Our measurements would provide a ground truth for an airborne hyperspectral sensor called AVIRIS-NG, which collects images of the earth from an aircraft and was coordinated by NASA to fly over the lakes during our trip. Airborne remote sensing observations are crucial for mapping this remote landscape. The research flights would give us a birds-eye view of the thousands of lakes dotting the landscape.

At the cabin, filtering water samples into the broad sunlight of the late evening gave me time to ponder the scale of the surrounding landscape. As one human, it is hard to comprehend the sheer size of this carbon pool, just as it is hard to understand the size of the problem of climate change. Each lake filter I collected was just one tiny clue in this bigger puzzle. Accumulating and interpreting these clues is the work of science. NASA’s ABoVE campaign can amplify the work of scientists from many disciplines by bringing us to work side-by-side in our efforts to understand this rapidly changing landscape.
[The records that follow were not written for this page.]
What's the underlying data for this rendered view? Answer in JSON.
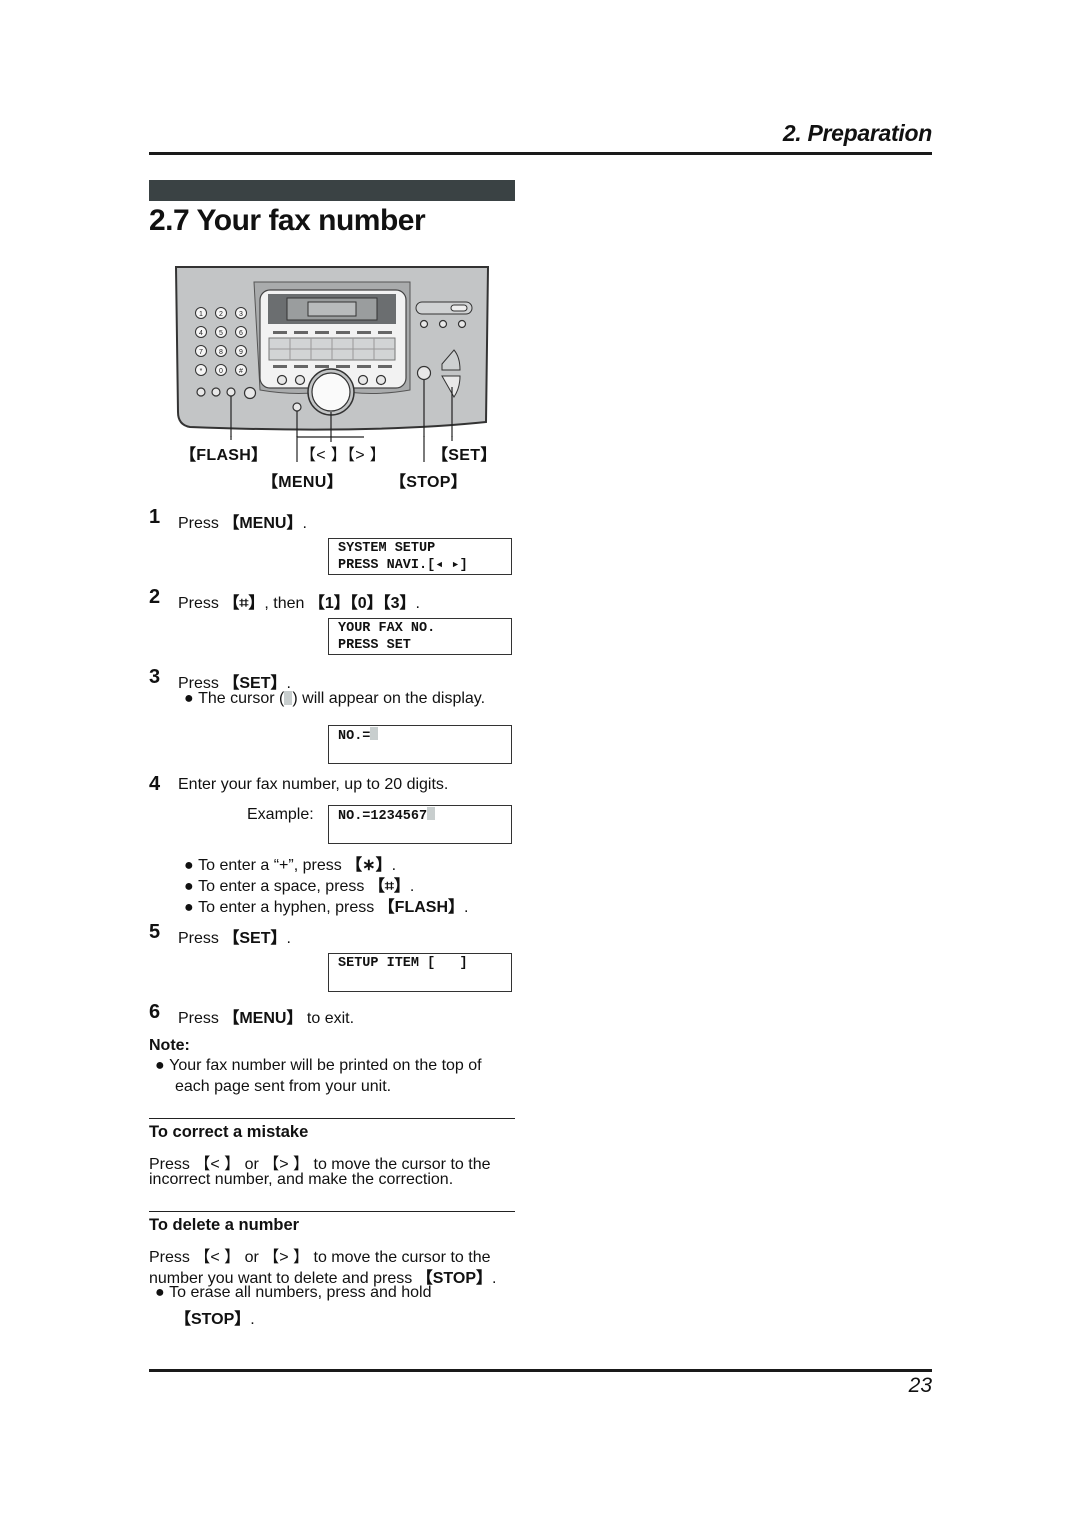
{
  "header": {
    "chapter": "2. Preparation"
  },
  "section": {
    "title": "2.7 Your fax number"
  },
  "device": {
    "keypad": [
      "1",
      "2",
      "3",
      "4",
      "5",
      "6",
      "7",
      "8",
      "9",
      "*",
      "0",
      "#"
    ],
    "labels": {
      "flash": "【FLASH】",
      "nav": "【< 】【> 】",
      "set": "【SET】",
      "menu": "【MENU】",
      "stop": "【STOP】"
    }
  },
  "steps": [
    {
      "num": "1",
      "pre": "Press ",
      "key": "【MENU】",
      "post": ".",
      "lcd": [
        "SYSTEM SETUP",
        "PRESS NAVI.[◂ ▸]"
      ]
    },
    {
      "num": "2",
      "pre": "Press ",
      "key": "【⌗】",
      "mid": ", then ",
      "key2": "【1】【0】【3】",
      "post": ".",
      "lcd": [
        "YOUR FAX NO.",
        "PRESS SET"
      ]
    },
    {
      "num": "3",
      "pre": "Press ",
      "key": "【SET】",
      "post": ".",
      "bullet_pre": "The cursor (",
      "bullet_post": ") will appear on the display.",
      "lcd": [
        "NO.="
      ]
    },
    {
      "num": "4",
      "text": "Enter your fax number, up to 20 digits.",
      "example_label": "Example:",
      "lcd": [
        "NO.=1234567"
      ],
      "bullets": [
        {
          "pre": "To enter a “+”, press ",
          "key": "【∗】",
          "post": "."
        },
        {
          "pre": "To enter a space, press ",
          "key": "【⌗】",
          "post": "."
        },
        {
          "pre": "To enter a hyphen, press ",
          "key": "【FLASH】",
          "post": "."
        }
      ]
    },
    {
      "num": "5",
      "pre": "Press ",
      "key": "【SET】",
      "post": ".",
      "lcd": [
        "SETUP ITEM [   ]"
      ]
    },
    {
      "num": "6",
      "pre": "Press ",
      "key": "【MENU】",
      "post": " to exit."
    }
  ],
  "note": {
    "label": "Note:",
    "line1": "Your fax number will be printed on the top of",
    "line2": "each page sent from your unit."
  },
  "correct": {
    "title": "To correct a mistake",
    "p1": "Press ",
    "k1": "【< 】",
    "p2": " or ",
    "k2": "【> 】",
    "p3": " to move the cursor to the",
    "line2": "incorrect number, and make the correction."
  },
  "delete": {
    "title": "To delete a number",
    "p1": "Press ",
    "k1": "【< 】",
    "p2": " or ",
    "k2": "【> 】",
    "p3": " to move the cursor to the",
    "line2_pre": "number you want to delete and press ",
    "line2_key": "【STOP】",
    "line2_post": ".",
    "bullet_line1": "To erase all numbers, press and hold",
    "bullet_key": "【STOP】",
    "bullet_post": "."
  },
  "footer": {
    "page": "23"
  }
}
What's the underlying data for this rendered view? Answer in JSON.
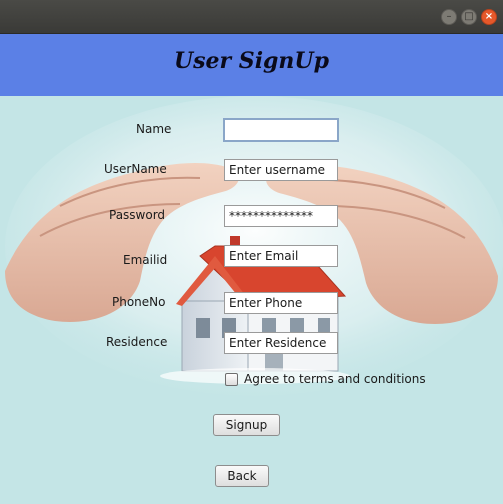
{
  "header": {
    "title": "User SignUp"
  },
  "form": {
    "name": {
      "label": "Name",
      "value": ""
    },
    "username": {
      "label": "UserName",
      "value": "Enter username"
    },
    "password": {
      "label": "Password",
      "value": "**************"
    },
    "email": {
      "label": "Emailid",
      "value": "Enter Email"
    },
    "phone": {
      "label": "PhoneNo",
      "value": "Enter Phone"
    },
    "residence": {
      "label": "Residence",
      "value": "Enter Residence"
    },
    "terms": {
      "label": "Agree to terms and conditions",
      "checked": false
    }
  },
  "buttons": {
    "signup": "Signup",
    "back": "Back"
  },
  "window_controls": {
    "minimize": "–",
    "maximize": "□",
    "close": "×"
  },
  "colors": {
    "header": "#5b80e6",
    "background": "#c4e5e6",
    "roof": "#d8452e",
    "close": "#e5582a"
  }
}
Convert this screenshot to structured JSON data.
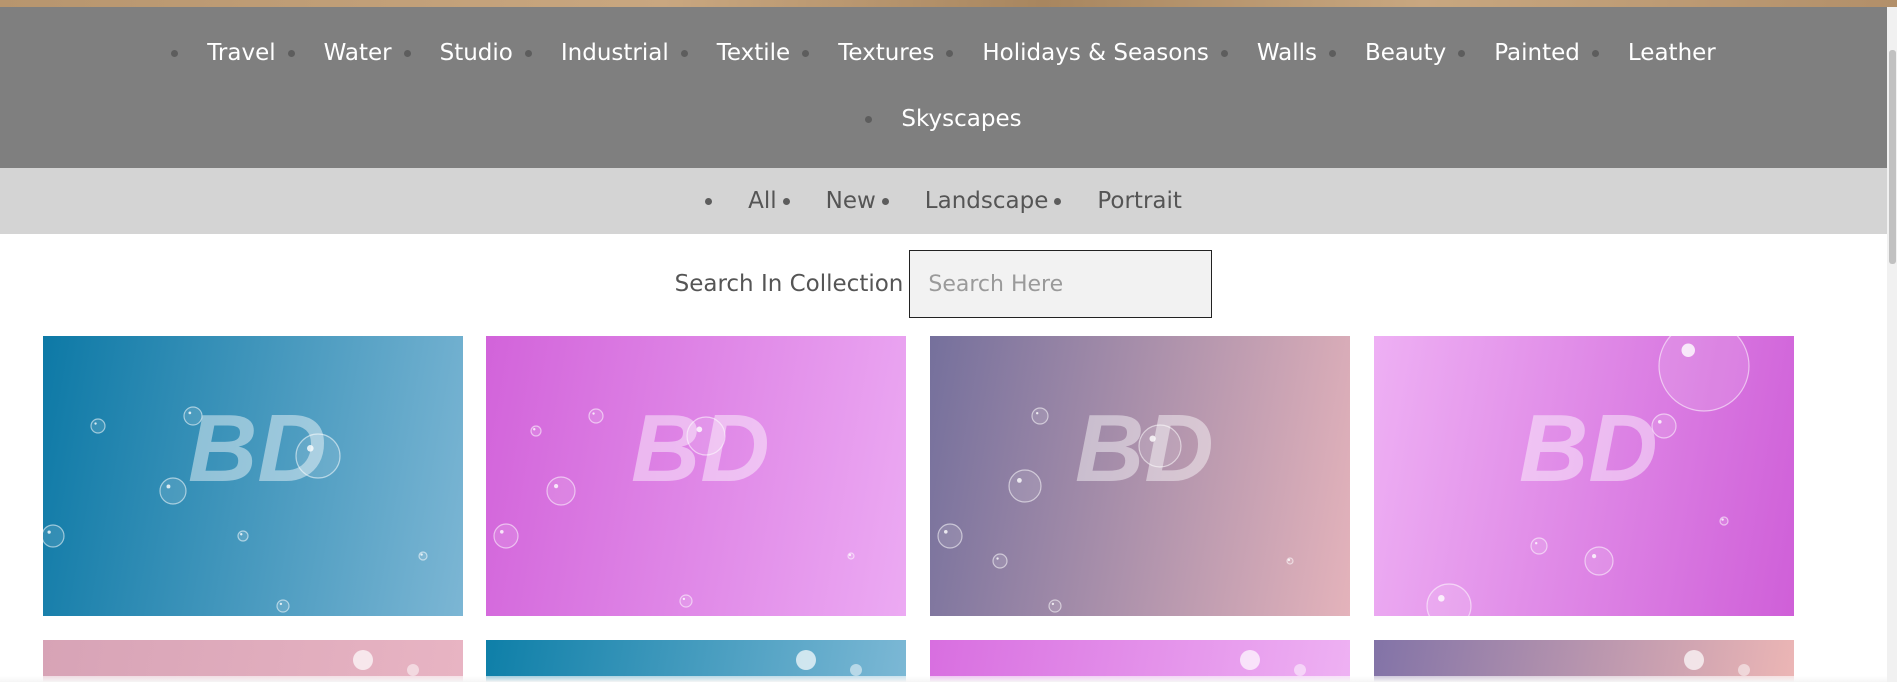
{
  "categories": {
    "row1": [
      "Travel",
      "Water",
      "Studio",
      "Industrial",
      "Textile",
      "Textures",
      "Holidays & Seasons",
      "Walls",
      "Beauty",
      "Painted",
      "Leather"
    ],
    "row2": [
      "Skyscapes"
    ]
  },
  "filters": [
    "All",
    "New",
    "Landscape",
    "Portrait"
  ],
  "search": {
    "label": "Search In Collection",
    "placeholder": "Search Here",
    "value": ""
  },
  "watermark": "BD",
  "colors": {
    "nav_bg": "#7f7f7f",
    "filter_bg": "#d4d4d4"
  },
  "gallery": [
    {
      "theme": "blue-fade",
      "color_a": "#0d79a6",
      "color_b": "#7cb6d4"
    },
    {
      "theme": "magenta-fade",
      "color_a": "#d263da",
      "color_b": "#ecaaf3"
    },
    {
      "theme": "slate-rose-fade",
      "color_a": "#75709c",
      "color_b": "#e4b3bb"
    },
    {
      "theme": "pink-magenta-fade",
      "color_a": "#eeb0f4",
      "color_b": "#cf5fd8"
    },
    {
      "theme": "rose-fade",
      "color_a": "#d7a3b6",
      "color_b": "#e8b4c3"
    },
    {
      "theme": "blue-fade",
      "color_a": "#0e7fa8",
      "color_b": "#7cb8d5"
    },
    {
      "theme": "magenta-fade",
      "color_a": "#d86ee0",
      "color_b": "#eeb1f3"
    },
    {
      "theme": "slate-rose-fade",
      "color_a": "#8273a7",
      "color_b": "#ecb6b5"
    }
  ]
}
Keywords: Arctic, carbon, green, airborne, ABoVE, organic carbon, terrestrial, climate change, terrestrial ecology, NASA, productivity

Acknowledgements: This research was made possible by funding from the NASA ABoVE program and an NASA NESSF graduate research fellowship. Special thanks to our field team, including my advisor Dr. David Butman, our pilot Jim Webster and our USGS collaborators.

Literature Cited:

  1. Tarnocai, Charles, et al. “Soil organic carbon pools in the northern circumpolar permafrost region.” Global biogeochemical cycles 23.2 (2009).
  2. Schuur, Edward AG, et al. “Vulnerability of permafrost carbon to climate change: Implications for the global carbon cycle.” AIBS Bulletin 58.8 (2008): 701-714.
  3. J. Richter-Menge, J. E. Overland, J. T. Mathis, and E. Osborne, Eds., 2017: Arctic Report Card 2017, http://www.arctic.noaa.gov/Report-Card.
  4. Elder, Clayton D., et al. “Greenhouse gas emissions from diverse Arctic Alaskan lakes are dominated by young carbon.” Nature Climate Change 8.2 (2018): 166.
  5. Bogard, Matthew J., and David E. Butman. “No blast from the past.” Nature Climate Change 8.2 (2018): 99.